This book explores the experiences of British women who worked on the Eastern Front in Serbia and Russia during the First World War. It tracks their adventures from the early days of 1914 through the big events of the war in the East, the fall of Serbia, the Russian Revolution and the final push, to their role in reconstruction following the Armistice. This is the first time the war in the East has been examined through the eyes of British women and as such makes an important contribution to First World War Studies.
Upon the outbreak of the War in 1914, rejected by the British military, surprising numbers of British women went to work for the allied armies in the East. Some of their names have become familiar. Women such as Dr Elsie Inglis with her Scottish Women's Hospitals Units, born of the Women's Suffrage movement; Mabel St Clair Stobart, a pioneer and individualist determined to prove that women too deserved full citizenship; Flora Sandes the only British woman to see active military service and Florence Farmborough whose detailed diaries of life in wartime Russia are second to none.
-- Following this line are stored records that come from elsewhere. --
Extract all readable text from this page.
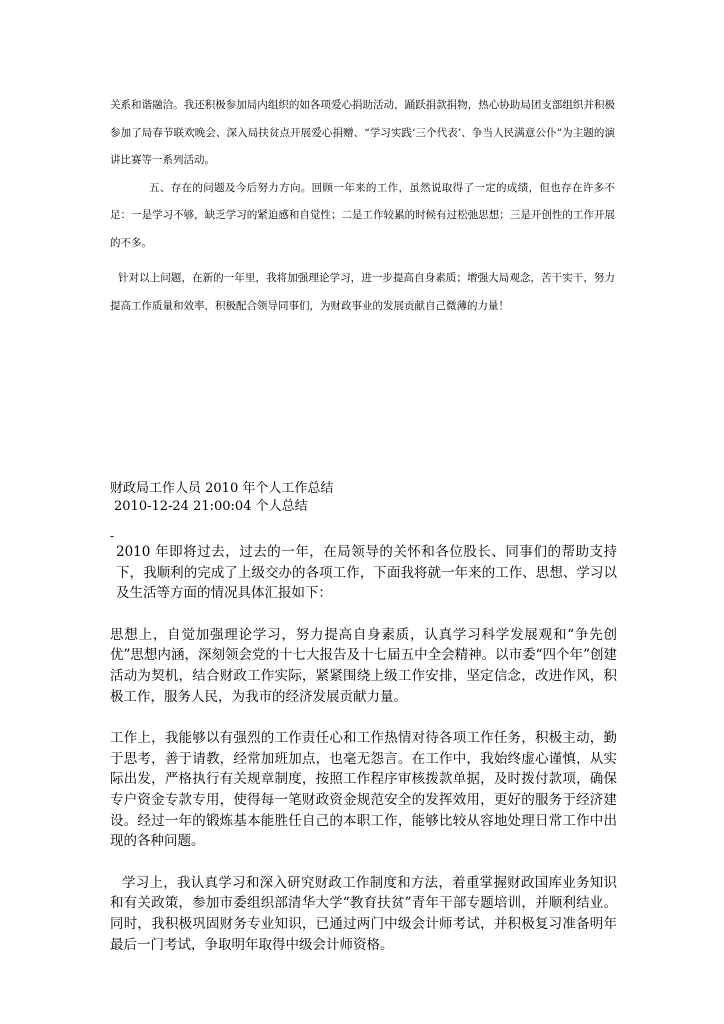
关系和谐融洽。我还积极参加局内组织的如各项爱心捐助活动，踊跃捐款捐物，热心协助局团支部组织并积极参加了局春节联欢晚会、深入局扶贫点开展爱心捐赠、“学习实践‘三个代表’、争当人民满意公仆”为主题的演讲比赛等一系列活动。

五、存在的问题及今后努力方向。回顾一年来的工作，虽然说取得了一定的成绩，但也存在许多不足：一是学习不够，缺乏学习的紧迫感和自觉性；二是工作较累的时候有过松弛思想；三是开创性的工作开展的不多。

针对以上问题，在新的一年里，我将加强理论学习，进一步提高自身素质；增强大局观念，苦干实干，努力提高工作质量和效率，积极配合领导同事们，为财政事业的发展贡献自己微薄的力量！

财政局工作人员 2010 年个人工作总结

2010-12-24 21:00:04 个人总结

-

2010 年即将过去，过去的一年，在局领导的关怀和各位股长、同事们的帮助支持下，我顺利的完成了上级交办的各项工作，下面我将就一年来的工作、思想、学习以及生活等方面的情况具体汇报如下：

思想上，自觉加强理论学习，努力提高自身素质，认真学习科学发展观和“争先创优”思想内涵，深刻领会党的十七大报告及十七届五中全会精神。以市委“四个年”创建活动为契机，结合财政工作实际，紧紧围绕上级工作安排，坚定信念，改进作风，积极工作，服务人民，为我市的经济发展贡献力量。

工作上，我能够以有强烈的工作责任心和工作热情对待各项工作任务，积极主动，勤于思考，善于请教，经常加班加点，也毫无怨言。在工作中，我始终虚心谨慎，从实际出发，严格执行有关规章制度，按照工作程序审核拨款单据，及时拨付款项，确保专户资金专款专用，使得每一笔财政资金规范安全的发挥效用，更好的服务于经济建设。经过一年的锻炼基本能胜任自己的本职工作，能够比较从容地处理日常工作中出现的各种问题。

学习上，我认真学习和深入研究财政工作制度和方法，着重掌握财政国库业务知识和有关政策，参加市委组织部清华大学“教育扶贫”青年干部专题培训，并顺利结业。同时，我积极巩固财务专业知识，已通过两门中级会计师考试，并积极复习准备明年最后一门考试，争取明年取得中级会计师资格。
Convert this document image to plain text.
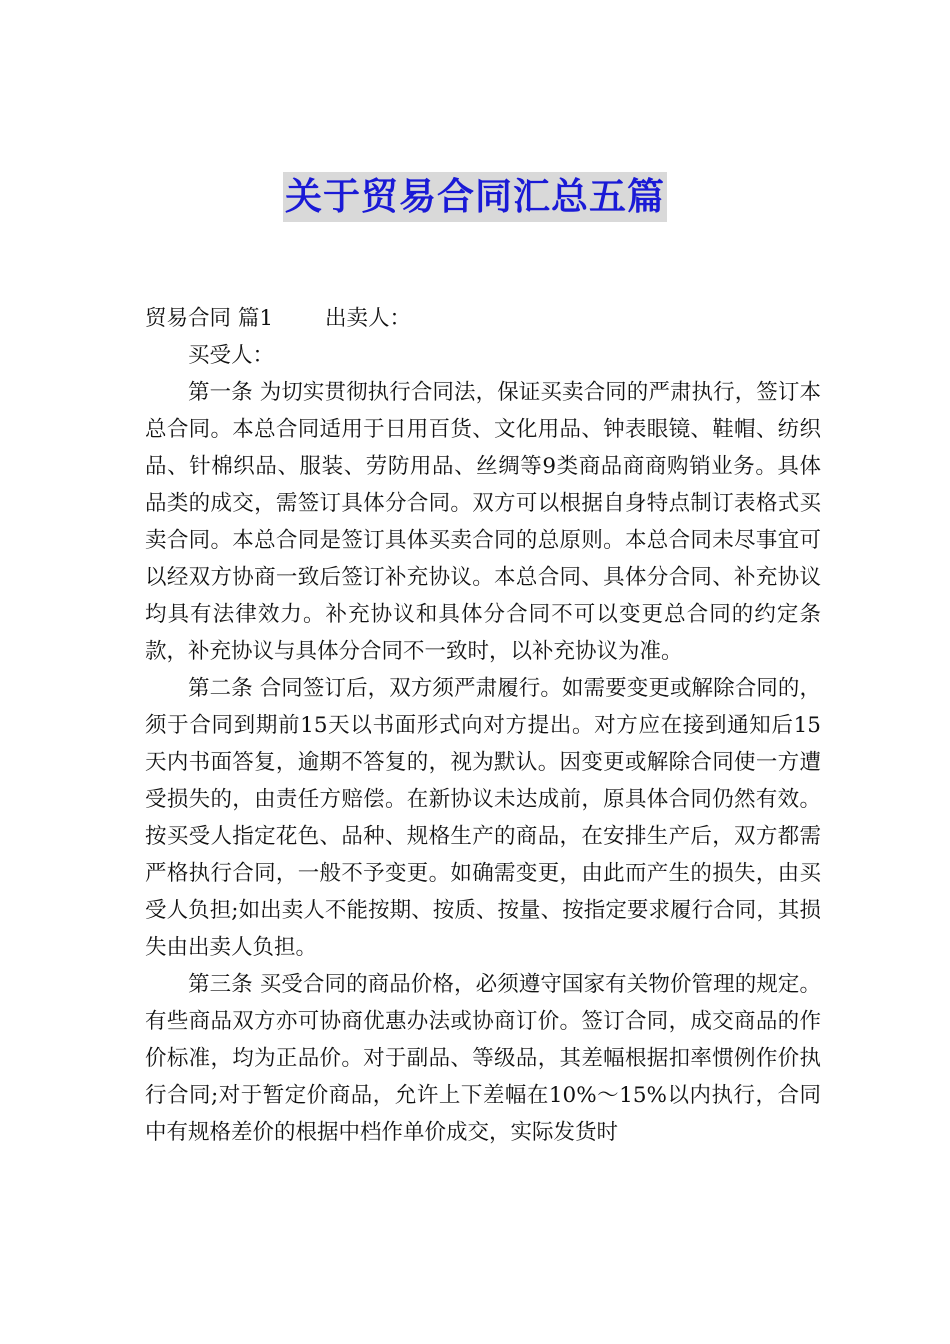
关于贸易合同汇总五篇

贸易合同 篇1 出卖人：

买受人：

第一条 为切实贯彻执行合同法，保证买卖合同的严肃执行，签订本总合同。本总合同适用于日用百货、文化用品、钟表眼镜、鞋帽、纺织品、针棉织品、服装、劳防用品、丝绸等9类商品商商购销业务。具体品类的成交，需签订具体分合同。双方可以根据自身特点制订表格式买卖合同。本总合同是签订具体买卖合同的总原则。本总合同未尽事宜可以经双方协商一致后签订补充协议。本总合同、具体分合同、补充协议均具有法律效力。补充协议和具体分合同不可以变更总合同的约定条款，补充协议与具体分合同不一致时，以补充协议为准。

第二条 合同签订后，双方须严肃履行。如需要变更或解除合同的，须于合同到期前15天以书面形式向对方提出。对方应在接到通知后15天内书面答复，逾期不答复的，视为默认。因变更或解除合同使一方遭受损失的，由责任方赔偿。在新协议未达成前，原具体合同仍然有效。按买受人指定花色、品种、规格生产的商品，在安排生产后，双方都需严格执行合同，一般不予变更。如确需变更，由此而产生的损失，由买受人负担;如出卖人不能按期、按质、按量、按指定要求履行合同，其损失由出卖人负担。

第三条 买受合同的商品价格，必须遵守国家有关物价管理的规定。有些商品双方亦可协商优惠办法或协商订价。签订合同，成交商品的作价标准，均为正品价。对于副品、等级品，其差幅根据扣率惯例作价执行合同;对于暂定价商品，允许上下差幅在10%～15%以内执行，合同中有规格差价的根据中档作单价成交，实际发货时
These women and their writings are examined through the multiple lenses of gender, nationality, patriotism, imperialism and legacy, but are studied alongside the individual stories of many others drawn from diaries, letters, memoirs and journalism. Together these shape the extraordinary role played by British women in the East and their subsequent legacy.
British women of the Eastern Front will have a wide audience, appealing to students and researchers in women's, gender and war studies and to the general reader.